C’est dans ces circonstances, que le gouvernement de Gustavo Noboa Bejarano a annoncé un plan d’austérité brutal, destiné à éponger le déficit budgétaire et à assurer le service de la dette, tout en portant à bout de bras un secteur financier profondément corrompu. A partir du 21 janvier, date anniversaire de la victoire éphémère du mouvement indigène et des militaires progressistes contre le président Mahuad, la résistance populaire contre ce plan n’a cessé de croître, menaçant la survie même du gouvernement.


Le soulèvement indigène


Durant la dernière semaine de janvier 2000, trois gouvernements se sont succédés en Equateur. D’abord, celui du démocrate-chrétien Jamil Mahuad, renversé par un soulèvement populaire. Puis, pour deux heures, celui d’une junte indigène-militaire. Enfin, celui de Gustavo Noboa Bajarano, vice-président de Mahuad, imposé par l’armée et les classes dirigeantes.
Interrogé alors par le journal argentin Pagina 12, Antonio Vargas, responsable de la Confédération des Nationalités Indigènes d’Equateur (CONAIE) exprimait sa méfiance envers les gesticulations d’un pouvoir civil et militaire corrompu et fondait ses espoirs dans la poursuite d’une action populaire de longue haleine. L’histoire n’a pas tardé à lui donner raison.


Ne craignez-vous pas que certains secteurs indigènes prennent les armes?


La CONAIE, qui a analysé les expériences colombienne et centraméricaines, a fait le choix d’une lutte pacifique, humaine et spirituelle. Elle veut un changement total. Ce sont les masses qui ont voulu paralyser notre pays. Cela pèse plus que la lutte armée; des secteurs sociaux de plus en plus importants prennent conscience que l’union fait la force (…)

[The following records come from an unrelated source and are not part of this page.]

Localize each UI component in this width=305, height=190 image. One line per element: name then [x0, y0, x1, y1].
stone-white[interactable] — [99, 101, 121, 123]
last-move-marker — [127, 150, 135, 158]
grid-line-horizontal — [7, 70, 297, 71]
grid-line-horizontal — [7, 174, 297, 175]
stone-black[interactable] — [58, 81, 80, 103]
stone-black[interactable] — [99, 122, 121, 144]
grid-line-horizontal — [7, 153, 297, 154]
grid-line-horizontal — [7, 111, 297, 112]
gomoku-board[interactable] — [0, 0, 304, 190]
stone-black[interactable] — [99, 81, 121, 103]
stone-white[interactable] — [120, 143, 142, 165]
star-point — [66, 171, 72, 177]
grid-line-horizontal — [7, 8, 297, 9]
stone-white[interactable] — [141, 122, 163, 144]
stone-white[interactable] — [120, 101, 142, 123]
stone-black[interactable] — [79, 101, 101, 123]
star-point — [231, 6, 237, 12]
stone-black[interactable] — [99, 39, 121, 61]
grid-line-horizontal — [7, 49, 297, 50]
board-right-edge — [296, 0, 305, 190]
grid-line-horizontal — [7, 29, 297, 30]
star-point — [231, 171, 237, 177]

Pourquoi le triumvirat au pouvoir est-il tombé?


[Vargas revient sur l’échec du soulèvement indigène-militaire progressiste] Le peuple faisait pression pour prendre la présidence. (…) Les colonels ont fait confiance aux généraux, car, dans le cas contraire, il y aurait eu des massacres entre militaires. (…) Ces retournements de veste semblent être le fruit des pressions de la droite et des Etats-Unis. Nous sommes une colonie des Etats-Unis, nos gouvernants sont à genoux devant les Etats-Unis. (…)


Vous avez abandonné le Congrès pacifiquement. N’aviez-vous pas les moyens de résister?


Nous n’étions pas armés pour nous battre. Nous menons une lutte de longue haleine. Les Indiens ne sont d’ailleurs pas retournés dans leurs communautés déçus, au contraire. Mais après cette expérience, nous ne ferons plus confiance à personne (…)


Occupation à Genève de la mission de l’Equateur


Le vendredi 9 février, à l’initiative du Comité pour l’Annulation de la Dette du Tiers-Monde (CADTM), de l’Action Populaire contre la Mondialisation (APCM) et du Comité Suisse de l’Appel de Bangkok (CSAB), une cinquantaine de manifestant-e-s dénonçaient la politique du gouvernement équatorien, de Washington et du FMI, devant la mission de l’Equateur auprès de l’OMC. Pendant une heure, la mission a été symboliquement occupée, avant que la police n’embarque 26 manifestant-e-s, pour les relâcher deux heures plus tard.